There’s a few places that you’ll find them. The journal, Sleep, is a product of the Associated Professional Sleep Societies, while The Journal of Sleep Research is from the European Sleep Research Society. Myself, I just use the search function on either site. Here’s an example of what you’ll find in the journals:
- Intensive Sleep Retraining For Chronic Insomnia
- Melatonin, Natures Most Versative Biological Signal?
- The Treatment of Central Sleep Apnea Syndromes in Adults: Practice Parameters with an Evidence-Based Literature Review and Meta-Analyses (this is neat because it’s a study of previous studies)
- Unexpected survival advantage in elderly people with moderate sleep apnoe
You’ll note, that if you were to type in “lavender” into the Sleep site’s search engine you’d come up with a few studies – so it can be used for almost anything sleep related.
These are good tools to have and a good habit to get in to. When someone says to you “the cure for insomnia is ___ (fill in the blank)” you can have a look to see if it’s ever been studied seriously.
And you should use the scientific process whenever you evaluate your own sleep. I myself use a Zeo Sleep Management system to measure my actual sleep. Then I can try to change one (sometimes two or more, but they’re harder to track) variable at a time and see how it affects my sleep.

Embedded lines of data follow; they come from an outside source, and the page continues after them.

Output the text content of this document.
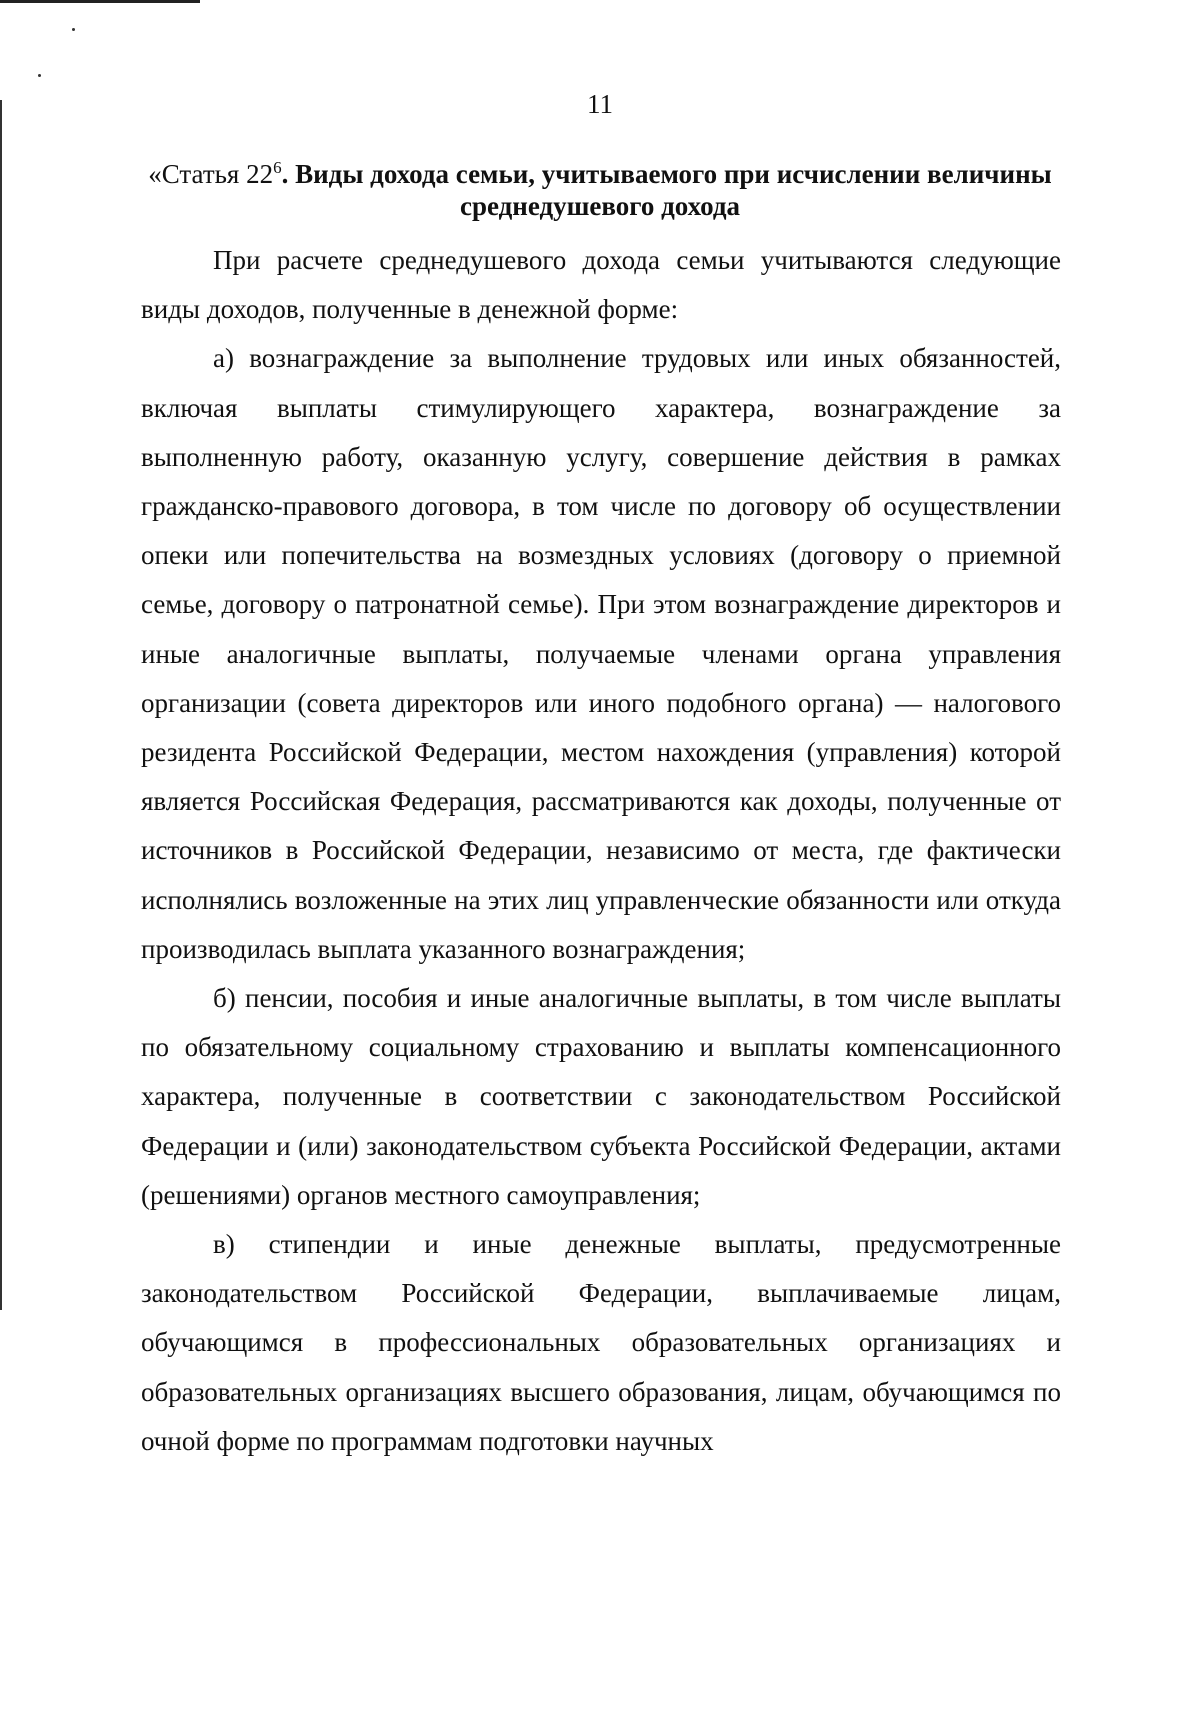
11
«Статья $22^6$. Виды дохода семьи, учитываемого при исчислении величины среднедушевого дохода

При расчете среднедушевого дохода семьи учитываются следующие виды доходов, полученные в денежной форме:

а) вознаграждение за выполнение трудовых или иных обязанностей, включая выплаты стимулирующего характера, вознаграждение за выполненную работу, оказанную услугу, совершение действия в рамках гражданско-правового договора, в том числе по договору об осуществлении опеки или попечительства на возмездных условиях (договору о приемной семье, договору о патронатной семье). При этом вознаграждение директоров и иные аналогичные выплаты, получаемые членами органа управления организации (совета директоров или иного подобного органа) — налогового резидента Российской Федерации, местом нахождения (управления) которой является Российская Федерация, рассматриваются как доходы, полученные от источников в Российской Федерации, независимо от места, где фактически исполнялись возложенные на этих лиц управленческие обязанности или откуда производилась выплата указанного вознаграждения;

б) пенсии, пособия и иные аналогичные выплаты, в том числе выплаты по обязательному социальному страхованию и выплаты компенсационного характера, полученные в соответствии с законодательством Российской Федерации и (или) законодательством субъекта Российской Федерации, актами (решениями) органов местного самоуправления;

в) стипендии и иные денежные выплаты, предусмотренные законодательством Российской Федерации, выплачиваемые лицам, обучающимся в профессиональных образовательных организациях и образовательных организациях высшего образования, лицам, обучающимся по очной форме по программам подготовки научных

The fear here of course is that the study is not blind or double blind, and you are likely to have your own biases on how you’d like the results to be. And sleep results can be confounding to figure out. Check yourself to make sure that you’re not seeing patterns that aren’t really there. Better yet, have someone else look at the data and see if they can find a pattern. (If you do try the Zeo route, they have some good cause and effect tools on their user website that can help you with this analysis, and also some coaching to help you form your own hypothesis about your sleep).
The final word on sleep research is to remain sceptical. There are lots of “cures” out there, so you need a process to separate the good from the bad.